Нам пришлось немало потрудиться, прокладывая путь. Где нужно, подрубали торосы, а где и подсыпали снежку. Илья Спиридонович командовал парадом
— Вот здесь надо пошире проход прорубить. А ты, Миша, подруливай к этому месту потихонечку…
Наконец, все неровности были сглажены, Плиш благополучно прорулил все узкости и встал рядом с «американцем». Неприглядно смотрелась наша находка: моторы сняты, одна нога на лыже, вместо другой подставлены бочки. Всем своим видом самолет словно бы говорил — ну, наконец–то! Три года ждал помощи!
И работа закипела. Два экипажа трудились фактически непрерывно двое суток.
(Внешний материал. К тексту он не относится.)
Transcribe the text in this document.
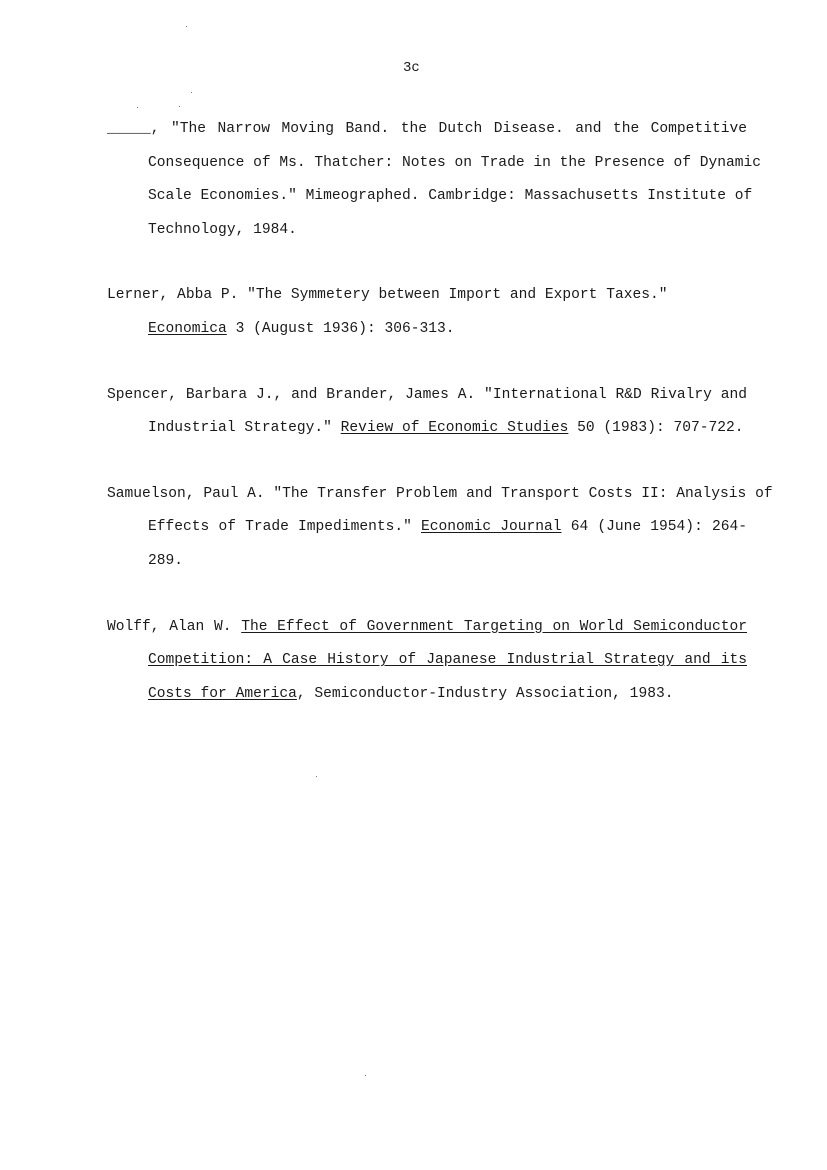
3c
_____, "The Narrow Moving Band. the Dutch Disease. and the Competitive
Consequence of Ms. Thatcher: Notes on Trade in the Presence of Dynamic
Scale Economies." Mimeographed. Cambridge: Massachusetts Institute of
Technology, 1984.
Lerner, Abba P. "The Symmetery between Import and Export Taxes."
Economica 3 (August 1936): 306-313.
Spencer, Barbara J., and Brander, James A. "International R&D Rivalry and
Industrial Strategy." Review of Economic Studies 50 (1983): 707-722.
Samuelson, Paul A. "The Transfer Problem and Transport Costs II: Analysis of
Effects of Trade Impediments." Economic Journal 64 (June 1954): 264-
289.
Wolff, Alan W. The Effect of Government Targeting on World Semiconductor
Competition: A Case History of Japanese Industrial Strategy and its
Costs for America, Semiconductor-Industry Association, 1983.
Уставшие отдыхали кто как мог (обычно лишь на полчаса прикорнув). Надо было торопиться, так как температура воздуха уже стала выше нуля и на льду появились лужи воды. Ничего не поделаешь — десятое июня. Солнца по–прежнему почти не было, но тепло его проникало через тонкий слой тумана. Аэродром наш пока держался, но подвижка льдов или интенсивное таяние могли начаться в любое время. А поэтому скорей, скорей! Другого желания нет ни у кого, ведь в Москве лето уже в полном разгаре. А мы все ещё здесь — на юге, как язвили наши шутники, на юге… района полюса недоступности Северного Ледовитого океана.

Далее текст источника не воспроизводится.